Поэтому и вынужденное затворничество не слишком тяготит меня. Это — время нажать на паузу. Время размышлений.

За последние два года я размышлял куда больше, чем за всю жизнь в Даре. Моя голова трещала от мыслей, и трещал по швам, распадаясь, привычный мир. Конечно, первоначальная идея была далека от той, из-за которой случился Переход. Пройдя по кромке смерти и заглянув за грань, я узнал то, чего еще не знал ни один васпа: тайну нашего происхождения.

Как она открылась — отдельная история. Ее принесли от самой границы Южноуделья, с заброшенной базы, где проводились первые опыты по созданию «живых мертвецов». И я жалел лишь об одном — что в мои руки так и не попал «код смерти». Но, вернувшись в Дар, я принес васпам знание, а человечеству — гибель.

— Вот огонь! — сказал я. — Так бросим его в мир, чтобы он запылал!

Ученые интересовались, что двигало нами после смерти Королевы? Я скажу. Этим огнем была наша ненависть к людям. Месть, согревающая наши черные сердца. Топливо для наших тел. Мы могли бы создать армию монстров, подобных нам или куда более страшных, чем мы — вот только никто из васпов не обладал достаточными знаниями. Нужен был человек. Ученый. И когда караульные сообщили о безоружном чужаке вблизи наших границ — я понял, кто именно.

* * *

В ночь после допроса Тория не спится. Сижу на застеленных тонким покрывалом нарах, вглядываюсь в красноватый полумрак — работает только запасной генератор, остальные давно вышли из строя. За стенами Улья течет сырая весенняя ночь — в ней, будто в смоле, вязнут измученные дозорные. Каждый час докладывают: все тихо. Но какое-то смутное беспокойство мешает расслабиться, довериться тягучей ночной тишине. Я пытаюсь списать это на последний разговор с Полом — его слова беспокоят, они по кругу ходят в голове, бросая вызов моему агонизирующему миру. Я отмахиваюсь от них, как от назойливых мух. И под утро все-таки проваливаюсь в забытье.
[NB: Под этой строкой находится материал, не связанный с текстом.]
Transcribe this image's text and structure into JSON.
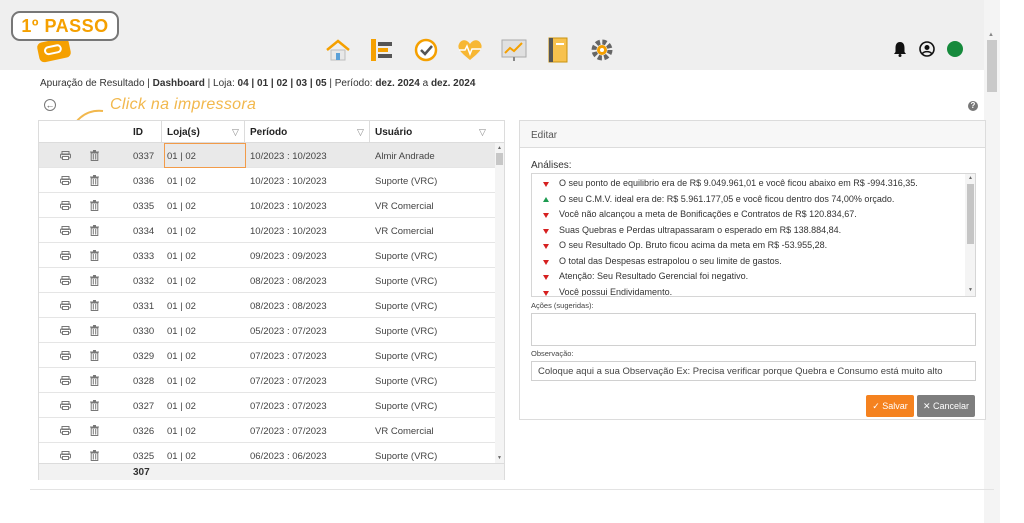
{
  "badge": {
    "label": "1º PASSO"
  },
  "hint": {
    "text": "Click na impressora"
  },
  "breadcrumb": {
    "p1": "Apuração de Resultado | ",
    "p2": "Dashboard",
    "p3": " | Loja: ",
    "p4": "04 | 01 | 02 | 03 | 05",
    "p5": " | Período: ",
    "p6": "dez. 2024",
    "p7": " a ",
    "p8": "dez. 2024"
  },
  "nav": {
    "icons": [
      "home-icon",
      "list-icon",
      "check-circle-icon",
      "heart-rate-icon",
      "chart-board-icon",
      "notebook-icon",
      "settings-gear-icon"
    ]
  },
  "colors": {
    "accent": "#f5a000",
    "status_ok": "#168a3c",
    "save": "#f5821f",
    "cancel": "#7e7e7e",
    "down": "#d62020",
    "up": "#1d9b50"
  },
  "grid": {
    "headers": {
      "id": "ID",
      "loja": "Loja(s)",
      "periodo": "Período",
      "usuario": "Usuário"
    },
    "rows": [
      {
        "id": "0337",
        "loja": "01 | 02",
        "periodo": "10/2023 : 10/2023",
        "usuario": "Almir Andrade"
      },
      {
        "id": "0336",
        "loja": "01 | 02",
        "periodo": "10/2023 : 10/2023",
        "usuario": "Suporte (VRC)"
      },
      {
        "id": "0335",
        "loja": "01 | 02",
        "periodo": "10/2023 : 10/2023",
        "usuario": "VR Comercial"
      },
      {
        "id": "0334",
        "loja": "01 | 02",
        "periodo": "10/2023 : 10/2023",
        "usuario": "VR Comercial"
      },
      {
        "id": "0333",
        "loja": "01 | 02",
        "periodo": "09/2023 : 09/2023",
        "usuario": "Suporte (VRC)"
      },
      {
        "id": "0332",
        "loja": "01 | 02",
        "periodo": "08/2023 : 08/2023",
        "usuario": "Suporte (VRC)"
      },
      {
        "id": "0331",
        "loja": "01 | 02",
        "periodo": "08/2023 : 08/2023",
        "usuario": "Suporte (VRC)"
      },
      {
        "id": "0330",
        "loja": "01 | 02",
        "periodo": "05/2023 : 07/2023",
        "usuario": "Suporte (VRC)"
      },
      {
        "id": "0329",
        "loja": "01 | 02",
        "periodo": "07/2023 : 07/2023",
        "usuario": "Suporte (VRC)"
      },
      {
        "id": "0328",
        "loja": "01 | 02",
        "periodo": "07/2023 : 07/2023",
        "usuario": "Suporte (VRC)"
      },
      {
        "id": "0327",
        "loja": "01 | 02",
        "periodo": "07/2023 : 07/2023",
        "usuario": "Suporte (VRC)"
      },
      {
        "id": "0326",
        "loja": "01 | 02",
        "periodo": "07/2023 : 07/2023",
        "usuario": "VR Comercial"
      },
      {
        "id": "0325",
        "loja": "01 | 02",
        "periodo": "06/2023 : 06/2023",
        "usuario": "Suporte (VRC)"
      }
    ],
    "footer_count": "307"
  },
  "panel": {
    "title": "Editar",
    "analises_label": "Análises:",
    "analises": [
      {
        "dir": "down",
        "text": "O seu ponto de equilibrio era de R$ 9.049.961,01 e você ficou abaixo em R$ -994.316,35."
      },
      {
        "dir": "up",
        "text": "O seu C.M.V. ideal era de: R$ 5.961.177,05 e você ficou dentro dos 74,00% orçado."
      },
      {
        "dir": "down",
        "text": "Você não alcançou a meta de Bonificações e Contratos de R$ 120.834,67."
      },
      {
        "dir": "down",
        "text": "Suas Quebras e Perdas ultrapassaram o esperado em R$ 138.884,84."
      },
      {
        "dir": "down",
        "text": "O seu Resultado Op. Bruto ficou acima da meta em R$ -53.955,28."
      },
      {
        "dir": "down",
        "text": "O total das Despesas estrapolou o seu limite de gastos."
      },
      {
        "dir": "down",
        "text": "Atenção: Seu Resultado Gerencial foi negativo."
      },
      {
        "dir": "down",
        "text": "Você possui Endividamento."
      }
    ],
    "acoes_label": "Ações (sugeridas):",
    "acoes_value": "",
    "obs_label": "Observação:",
    "obs_placeholder": "Coloque aqui a sua Observação Ex: Precisa verificar porque Quebra e Consumo está muito alto",
    "save_label": "Salvar",
    "cancel_label": "Cancelar"
  }
}
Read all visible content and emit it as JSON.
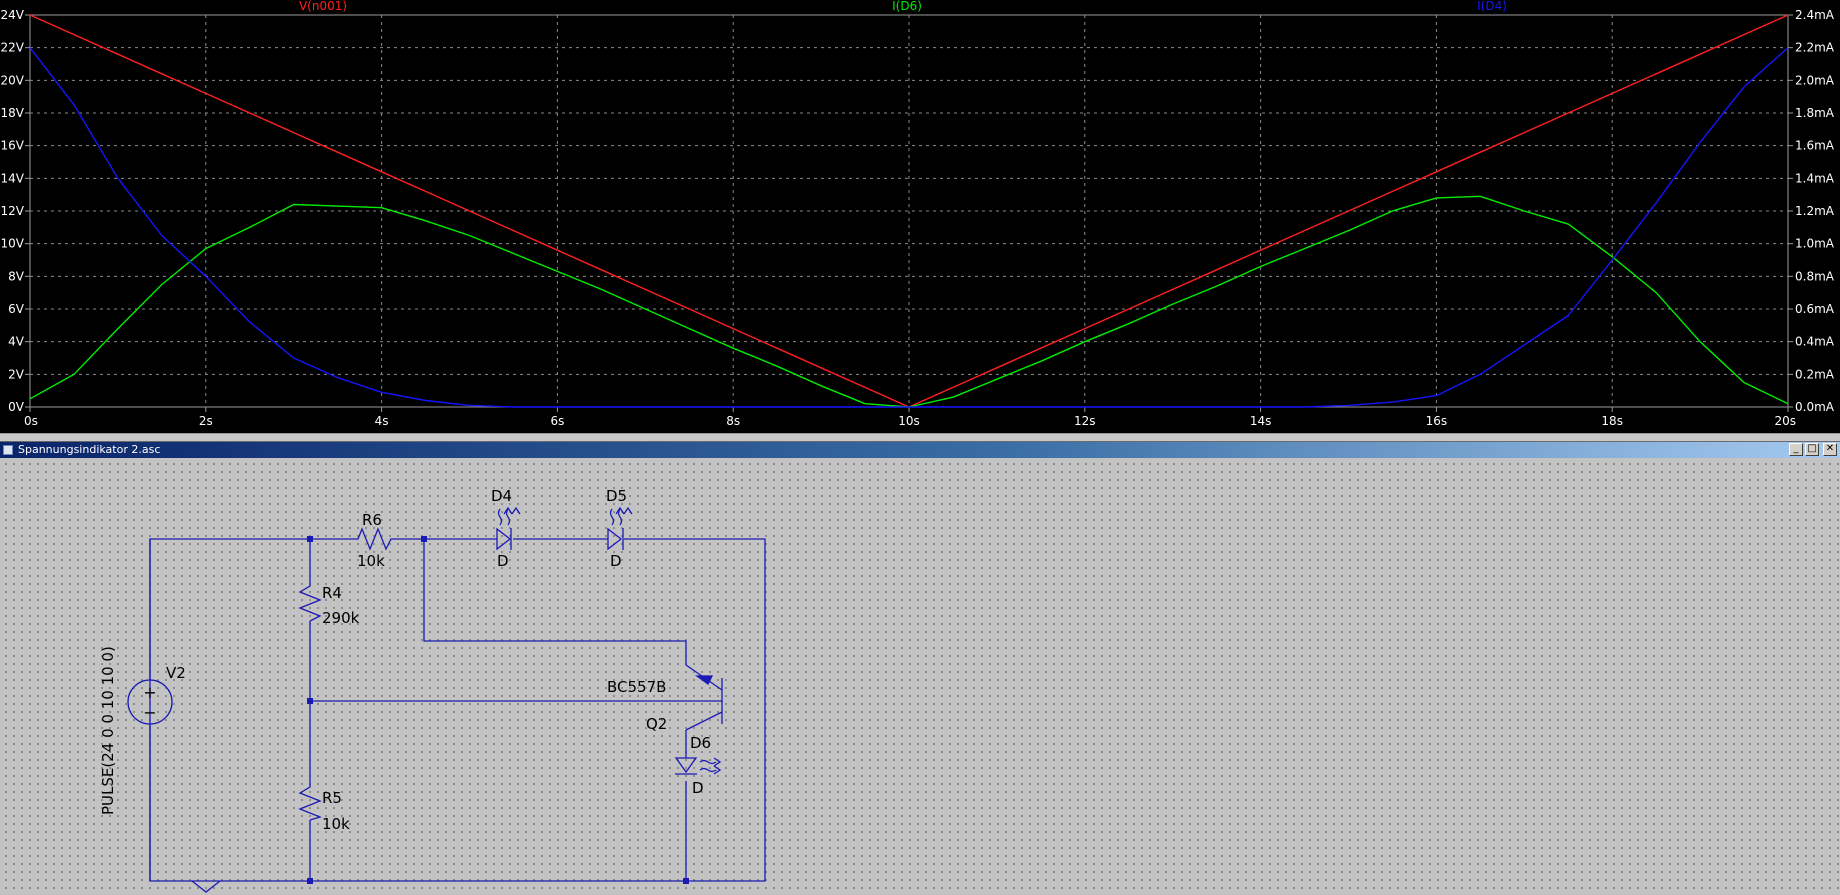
{
  "plot": {
    "background": "#000000",
    "grid": true,
    "traces": [
      {
        "label": "V(n001)",
        "color": "#ff2020"
      },
      {
        "label": "I(D6)",
        "color": "#00ee00"
      },
      {
        "label": "I(D4)",
        "color": "#1515ff"
      }
    ]
  },
  "chart_data": {
    "type": "line",
    "x": [
      0,
      0.5,
      1,
      1.5,
      2,
      2.5,
      3,
      3.5,
      4,
      4.5,
      5,
      5.5,
      6,
      6.5,
      7,
      7.5,
      8,
      8.5,
      9,
      9.5,
      10,
      10.5,
      11,
      11.5,
      12,
      12.5,
      13,
      13.5,
      14,
      14.5,
      15,
      15.5,
      16,
      16.5,
      17,
      17.5,
      18,
      18.5,
      19,
      19.5,
      20
    ],
    "xlim": [
      0,
      20
    ],
    "x_unit": "s",
    "x_tick_labels": [
      "0s",
      "2s",
      "4s",
      "6s",
      "8s",
      "10s",
      "12s",
      "14s",
      "16s",
      "18s",
      "20s"
    ],
    "left_axis": {
      "ylim": [
        0,
        24
      ],
      "tick_labels": [
        "0V",
        "2V",
        "4V",
        "6V",
        "8V",
        "10V",
        "12V",
        "14V",
        "16V",
        "18V",
        "20V",
        "22V",
        "24V"
      ]
    },
    "right_axis": {
      "ylim": [
        0,
        2.4
      ],
      "unit": "mA",
      "tick_labels": [
        "0.0mA",
        "0.2mA",
        "0.4mA",
        "0.6mA",
        "0.8mA",
        "1.0mA",
        "1.2mA",
        "1.4mA",
        "1.6mA",
        "1.8mA",
        "2.0mA",
        "2.2mA",
        "2.4mA"
      ]
    },
    "series": [
      {
        "name": "V(n001)",
        "axis": "left",
        "color": "#ff2020",
        "values": [
          24,
          22.8,
          21.6,
          20.4,
          19.2,
          18,
          16.8,
          15.6,
          14.4,
          13.2,
          12,
          10.8,
          9.6,
          8.4,
          7.2,
          6,
          4.8,
          3.6,
          2.4,
          1.2,
          0,
          1.2,
          2.4,
          3.6,
          4.8,
          6,
          7.2,
          8.4,
          9.6,
          10.8,
          12,
          13.2,
          14.4,
          15.6,
          16.8,
          18,
          19.2,
          20.4,
          21.6,
          22.8,
          24
        ]
      },
      {
        "name": "I(D6)",
        "axis": "right",
        "color": "#00ee00",
        "values": [
          0.05,
          0.2,
          0.48,
          0.75,
          0.97,
          1.1,
          1.24,
          1.23,
          1.22,
          1.14,
          1.05,
          0.94,
          0.83,
          0.72,
          0.6,
          0.48,
          0.36,
          0.25,
          0.13,
          0.02,
          0,
          0.06,
          0.17,
          0.28,
          0.4,
          0.51,
          0.63,
          0.74,
          0.86,
          0.97,
          1.08,
          1.2,
          1.28,
          1.29,
          1.2,
          1.12,
          0.92,
          0.7,
          0.4,
          0.15,
          0.02
        ]
      },
      {
        "name": "I(D4)",
        "axis": "right",
        "color": "#1515ff",
        "values": [
          2.2,
          1.85,
          1.4,
          1.05,
          0.8,
          0.52,
          0.3,
          0.18,
          0.09,
          0.04,
          0.01,
          0,
          0,
          0,
          0,
          0,
          0,
          0,
          0,
          0,
          0,
          0,
          0,
          0,
          0,
          0,
          0,
          0,
          0,
          0,
          0.01,
          0.03,
          0.07,
          0.2,
          0.38,
          0.56,
          0.9,
          1.25,
          1.62,
          1.96,
          2.2
        ]
      }
    ]
  },
  "window": {
    "title": "Spannungsindikator 2.asc",
    "btn_min": "_",
    "btn_max": "□",
    "btn_close": "✕"
  },
  "schematic": {
    "wire_color": "#1a1ab4",
    "labels": {
      "r6": "R6",
      "r6_val": "10k",
      "d4": "D4",
      "d4_model": "D",
      "d5": "D5",
      "d5_model": "D",
      "r4": "R4",
      "r4_val": "290k",
      "v2": "V2",
      "v2_spec": "PULSE(24 0 0 10 10 0)",
      "q2": "Q2",
      "q2_model": "BC557B",
      "d6": "D6",
      "d6_model": "D",
      "r5": "R5",
      "r5_val": "10k",
      "plus": "+",
      "minus": "−"
    }
  }
}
И пропускаю момент, когда первый снаряд сносит верхушку Улья.

Удар подбрасывает меня с постели, и я чувствую, как сотрясаются и гудят стены. В комнату врывается взмыленный часовой.

— Атака! — с порога докладывает он.

Слова тонут в тоскливом вое сирены. Я узнаю этот страшный звук: так выла умирающая Королева. И голова плывет, и плывет в дрожащих отблесках лицо часового, и вибрируют стены Улья. Я вижу, как отслаивается пластами штукатурка, и толкаю часового плечом — он вываливается в коридор, а я прыгаю следом прежде, чем обрушивается потолок. А в голове пульсирует одна-единственная мысль:

«Прозевали! Атаку прозевали!»

Улей сотрясается снова. Коридоры наполняются топотом бегущих ног. Я тоже бегу — пандус дрожит под сапогами, пот стекает за ворот мундира. Я сворачиваю в четвертый коридор и сталкиваюсь с комендантом Рассом.

— Западный сектор разрушен! — стараясь перекрыть сирену, орет он во всю глотку — совсем не так, как полагается васпам. — Купол и три яруса в клочья! На четвертом пожар!

— Как проворонили? — рычу я.

Комендант болезненно скалится. В красноватом свечении он похож на демона, восставшего из подземных глубин Эреба.

— Управляемая ракета, — отвечает он. — Со стороны пальнули. Первая по касательной. Вторая в яблочко.

Он смотрит на меня исподлобья, говорит:

— Держим оборону с юга. Прикажете подкрепление?

Мне хочется рассмеяться коменданту в лицо.

Подкрепление? Чем?

В последнем уцелевшем Улье — около двух тысяч васпов. Полуголодных, измученных. Вертолетов нет. Бронетехники нет. В гараже несколько гусеничных вездеходов, но удастся ли добраться до них? Вооружения тоже по минимуму. Наша задача теперь — не победить, а выжить.

— Отступаем, — говорю я. — Согласно плану эвакуации.

Расс с облегчением выпускает воздух сквозь сжатые зубы.

— Так точно, — с готовностью отвечает он. — Есть отступать.

И ныряет в темноту соседнего коридора.

Сирена больше не воет — хрипит на последнем издыхании. Мигание ламп становится все интенсивнее, от этого мельтешения болезненно пульсирует глазное яблоко и я пробираюсь дальше почти на ощупь. Вниз. Мимо выломанной кабины лифта — бесполезной капсулы с оборванными проводами. Мимо тренажерных залов, а проще — пыточных. Надо спуститься еще на ярус — там находится вход в катакомбы. И мне мучительно больно осознавать, что вместо того, чтобы принять бой, мы бежим во мрак подземелья, как тараканы.